The Minority Flautist
Almost every flute section has at least one Asian person. The Asian practices for approximately 26.3 hours per night, which results in an ability to play with mechanical perfection. However, their lack of a soul prevents them from expressing any actual feeling in their music and they often become confused for a Flute-Playing Robot. In an attempt to compensate for this, occasionally they attempt to put too much soul in their playing, thus blowing their own minds and rendering them incapable of playing at all. The Mexican does the exact opposite of the Asian. The Mexican practices for only 2 minutes every week, loves Justin Bieber, and thinks she is smart. People often talk about her behind her back but she doesn't care.

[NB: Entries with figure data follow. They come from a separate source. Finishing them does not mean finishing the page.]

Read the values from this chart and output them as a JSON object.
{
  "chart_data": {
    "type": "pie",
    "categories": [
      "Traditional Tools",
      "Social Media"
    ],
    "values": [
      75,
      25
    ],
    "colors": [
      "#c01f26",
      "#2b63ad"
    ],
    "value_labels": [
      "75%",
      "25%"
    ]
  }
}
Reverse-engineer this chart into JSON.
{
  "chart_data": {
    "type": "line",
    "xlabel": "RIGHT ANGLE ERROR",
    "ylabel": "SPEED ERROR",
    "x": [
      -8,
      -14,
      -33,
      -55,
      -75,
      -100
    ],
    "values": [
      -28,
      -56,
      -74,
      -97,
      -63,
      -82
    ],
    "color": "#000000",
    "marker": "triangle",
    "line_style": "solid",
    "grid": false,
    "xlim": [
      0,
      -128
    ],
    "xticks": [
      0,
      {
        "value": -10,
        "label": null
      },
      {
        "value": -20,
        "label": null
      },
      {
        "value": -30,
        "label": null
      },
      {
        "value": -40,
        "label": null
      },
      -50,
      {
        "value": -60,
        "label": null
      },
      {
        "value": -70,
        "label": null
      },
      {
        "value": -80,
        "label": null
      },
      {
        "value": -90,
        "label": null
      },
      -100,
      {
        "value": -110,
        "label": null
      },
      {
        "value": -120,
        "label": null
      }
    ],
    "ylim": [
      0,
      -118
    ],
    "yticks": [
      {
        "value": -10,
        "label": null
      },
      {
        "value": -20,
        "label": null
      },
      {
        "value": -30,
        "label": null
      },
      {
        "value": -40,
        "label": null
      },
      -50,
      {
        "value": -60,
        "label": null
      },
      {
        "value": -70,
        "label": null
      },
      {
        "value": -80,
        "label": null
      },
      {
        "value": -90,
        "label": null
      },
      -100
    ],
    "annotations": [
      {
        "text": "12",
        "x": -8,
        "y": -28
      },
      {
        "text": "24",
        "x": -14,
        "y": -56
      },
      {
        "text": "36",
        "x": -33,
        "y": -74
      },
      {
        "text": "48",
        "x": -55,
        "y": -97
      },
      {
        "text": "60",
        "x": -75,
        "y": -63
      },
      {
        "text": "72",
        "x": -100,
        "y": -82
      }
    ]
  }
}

These are the people that star in all the movies. They are actually quite good but hide their talent behind their slut-like actions. They are the attractive stereotypical flute players seen in all movies and the original creators of "This one time at band camp".
The Piccolo Player
A rare breed of flute player, these are the heroes of the flute section, because they can actually be heard over other instruments. They often receive excessive amounts of hate from all other types of instrument for being so loud and yet so small and easy to carry. Due to this hate, piccolo players must quickly develop thick skins and indifference towards the many insults hurled at them from other instruments. If a piccolo player is provoked to extreme levels there is a chance that they will go berserk and perform an attack commonly known as "The Band Camp" with their piccolo upon whatever has infuriated them so. They are usually cocky and love to have the world hear them. They always must be the centre of attention and be heard. However, the Piccolo player is always out of tune.
The Queen/King Bee
The one player in the section who is better than everyone else. Everyone knows it so no one tries to change it. They are usually the section leader. Very strong-headed and never afraid to tell you if you suck. They will always be there to help you even though most are too intimidated to ask. The Queen/King will normally get really nervous or anxious before performances even though they never screw anything up. It's best to be on their good side.
In a section full of attractive people there has to be the odd ones out. This is a group of 2 or 3 players that aren't amazing when it comes to playing but they aren't horrible either. They will generally stick to themselves and pretend to be amused when the rest of the section is talking about the crazy details of their wild weekend. They tend to use music as their outlet and are obsessed with anything music related.
The Color Guard
These are the flute players who choose to twirl flags rather than play music during the marching season and are generally the most annoying flute players ever known. During concert band they are usually second or third or even fourth flutes who generally suck. They probably joined color guard in the the first place because of their lack of playing skill.